Learning how to cope with drought and raise productive cows is now just a click away, thanks to a kibbutz-based company’s cloud-based software supported by IBM.
Food prices are going up, and experts say they will continue to rise, thanks to changing weather patterns and unprecedented drought in the wrong places (Australia, China and Russia) at the wrong time, just when the burgeoning population of the world is using up stored food at an alarming rate.
Since much of its land mass is desert, Israel is in a unique position to help these countries and others learn to cope with drought – and Israeli company AKOL has developed an exclusive Internet-based system to share that information with those who need it most. Recently, corporate giant IBM signed a development agreement with the company, whose name is an acronym for Agricultural Knowledge On-Line.
“Since its founding in 1978, AKOL has pioneered the integration of IT systems in the agricultural sector and built computer and IT solutions that have won it renown in Israel and around the world,” says company CEO Ron Shani.
“Years before the popularization of the Internet, we had online databases and applications that members of Kibbutz Bror Hayil in southern Israel [which houses and owns AKOL] were able to access in order to improve their productivity. Over the years, we developed applications for many areas of agriculture, including raising poultry, managing vineyards and producing olive oil.”
Today it is a simple matter to put up instructions on a website on how to deal with droughts, or what to feed cows to increase productivity. But each farmer’s situation is different – and what applies in one locale may not apply in another. Far more effective is to provide applications that farmers around the world can use to determine a course of action based on their resources, location and capabilities.
AKOL, says Shani, is building those applications, helping to transmit Israeli knowledge to farmers around the world.
Bringing farm management to the cloud
Using innovative irrigation and water purification technology, Israeli agriculturists have made gardens grow in formerly barren areas. Israeli dairy farmers have achieved the distinction of becoming world leaders in milk production, with each cow yielding on average 12,000 liters of milk a year – compared to an average of 6,000 liters per year in the United States and the United Kingdom, and between 3,000 and 4,000 liters per year in India and China.
AKOL applications advise farmers on when to plant, irrigate, harvest and bring crops to market; how to choose the crops best for their area and the best feed mix to give their cows; how to implement ideal storage and temperature control procedures based on climate; how to track the growth of chickens, livestock and fruit; how to generate reports of milk samples for quality control – in short, everything a modern, professional and industrialized farm needs to thrive, with a level of information and interaction that the average farmer in developing countries could never have even imagined before.

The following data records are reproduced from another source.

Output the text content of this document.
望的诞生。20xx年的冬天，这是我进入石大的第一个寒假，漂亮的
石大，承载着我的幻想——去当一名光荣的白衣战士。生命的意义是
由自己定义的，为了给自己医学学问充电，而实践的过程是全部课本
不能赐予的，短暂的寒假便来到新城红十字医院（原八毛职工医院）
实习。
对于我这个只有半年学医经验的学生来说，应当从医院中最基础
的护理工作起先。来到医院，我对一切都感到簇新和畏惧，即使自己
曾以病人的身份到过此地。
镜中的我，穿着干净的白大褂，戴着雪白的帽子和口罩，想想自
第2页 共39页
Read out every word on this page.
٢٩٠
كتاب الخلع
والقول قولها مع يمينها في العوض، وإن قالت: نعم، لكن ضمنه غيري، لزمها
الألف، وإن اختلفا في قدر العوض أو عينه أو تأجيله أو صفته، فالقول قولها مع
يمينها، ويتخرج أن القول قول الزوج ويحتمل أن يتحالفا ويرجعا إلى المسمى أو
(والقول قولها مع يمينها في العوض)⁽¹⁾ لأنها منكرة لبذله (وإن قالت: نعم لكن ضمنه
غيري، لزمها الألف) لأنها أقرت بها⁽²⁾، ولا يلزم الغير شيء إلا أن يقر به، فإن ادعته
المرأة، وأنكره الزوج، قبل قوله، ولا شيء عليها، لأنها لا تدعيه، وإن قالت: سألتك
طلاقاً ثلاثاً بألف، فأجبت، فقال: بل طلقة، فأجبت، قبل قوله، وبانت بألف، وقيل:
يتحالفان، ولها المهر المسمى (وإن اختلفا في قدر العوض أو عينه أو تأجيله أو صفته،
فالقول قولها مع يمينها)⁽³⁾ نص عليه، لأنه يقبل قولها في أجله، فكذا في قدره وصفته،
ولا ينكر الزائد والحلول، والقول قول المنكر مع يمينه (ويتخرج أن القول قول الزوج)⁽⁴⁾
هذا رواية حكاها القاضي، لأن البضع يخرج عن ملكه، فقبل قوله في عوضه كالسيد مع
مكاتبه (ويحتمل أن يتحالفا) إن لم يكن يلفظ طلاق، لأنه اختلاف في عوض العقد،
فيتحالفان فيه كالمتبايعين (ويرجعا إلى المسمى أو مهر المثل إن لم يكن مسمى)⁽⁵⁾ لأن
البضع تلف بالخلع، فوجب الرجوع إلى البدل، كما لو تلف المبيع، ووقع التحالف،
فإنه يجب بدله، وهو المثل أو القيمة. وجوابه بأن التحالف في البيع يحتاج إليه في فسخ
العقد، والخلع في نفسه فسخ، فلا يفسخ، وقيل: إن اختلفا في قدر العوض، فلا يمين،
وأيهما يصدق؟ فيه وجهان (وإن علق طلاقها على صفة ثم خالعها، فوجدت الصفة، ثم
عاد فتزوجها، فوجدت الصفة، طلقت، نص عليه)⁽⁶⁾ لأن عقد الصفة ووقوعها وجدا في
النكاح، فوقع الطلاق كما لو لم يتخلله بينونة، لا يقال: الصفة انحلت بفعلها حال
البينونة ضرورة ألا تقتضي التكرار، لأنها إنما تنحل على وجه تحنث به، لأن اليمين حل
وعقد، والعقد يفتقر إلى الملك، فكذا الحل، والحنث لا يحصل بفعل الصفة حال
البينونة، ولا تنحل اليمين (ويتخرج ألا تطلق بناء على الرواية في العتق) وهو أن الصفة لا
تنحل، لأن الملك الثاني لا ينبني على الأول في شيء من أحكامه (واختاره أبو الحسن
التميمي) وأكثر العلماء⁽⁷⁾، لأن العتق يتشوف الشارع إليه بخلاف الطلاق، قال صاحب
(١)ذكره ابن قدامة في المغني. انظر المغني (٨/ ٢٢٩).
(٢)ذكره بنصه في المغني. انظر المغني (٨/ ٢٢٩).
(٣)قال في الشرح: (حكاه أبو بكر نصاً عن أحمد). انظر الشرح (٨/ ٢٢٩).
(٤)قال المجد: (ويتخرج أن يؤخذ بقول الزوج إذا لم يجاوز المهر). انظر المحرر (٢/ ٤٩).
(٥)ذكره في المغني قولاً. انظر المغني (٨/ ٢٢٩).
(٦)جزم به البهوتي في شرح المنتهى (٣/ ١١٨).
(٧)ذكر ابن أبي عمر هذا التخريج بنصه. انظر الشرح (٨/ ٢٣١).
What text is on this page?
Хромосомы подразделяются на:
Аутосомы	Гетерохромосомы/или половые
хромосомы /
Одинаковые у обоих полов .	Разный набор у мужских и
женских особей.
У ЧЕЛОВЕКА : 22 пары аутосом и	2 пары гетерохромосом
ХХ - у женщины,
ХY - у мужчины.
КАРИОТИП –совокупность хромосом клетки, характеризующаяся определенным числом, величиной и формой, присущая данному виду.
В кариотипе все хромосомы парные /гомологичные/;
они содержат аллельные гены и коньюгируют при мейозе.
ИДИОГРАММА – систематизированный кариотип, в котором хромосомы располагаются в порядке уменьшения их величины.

The cloud-based AKOL platform provides farmers anywhere with the ability to obtain tailor-made solutions, arrange group purchases of supplies and communicate with colleagues about a variety of issues.
“If there is an outbreak of bird flu, for example, farmers can let each other know so they can attempt to protect their fowl,” says Shani. “For the first time, low-income farmers have the ability to get top-level information from professional sources and from each other.”
IBM to administer database
In February, IBM signed a cooperation and development with AKOL at the Agro-Mashov industry trade show in Tel Aviv. The agreement will help AKOL expand the scope and range of its offerings, enabling hundreds of thousands of farmers around the world to access applications and information provided by the company.
Under the terms of the agreement, IBM will manage access and technology issues surrounding the database and applications on the cloud, while AKOL will provide the content. This is good news for the kibbutz-based company, whose current workforce of about 15 is likely to grow in the wake of the deal.
“IBM has made it a goal to provide products and services around the world, especially in the developing world,” says Shani. “And what the developing world needs more than anything is the ability to feed itself. We are proud to be part of that effort.”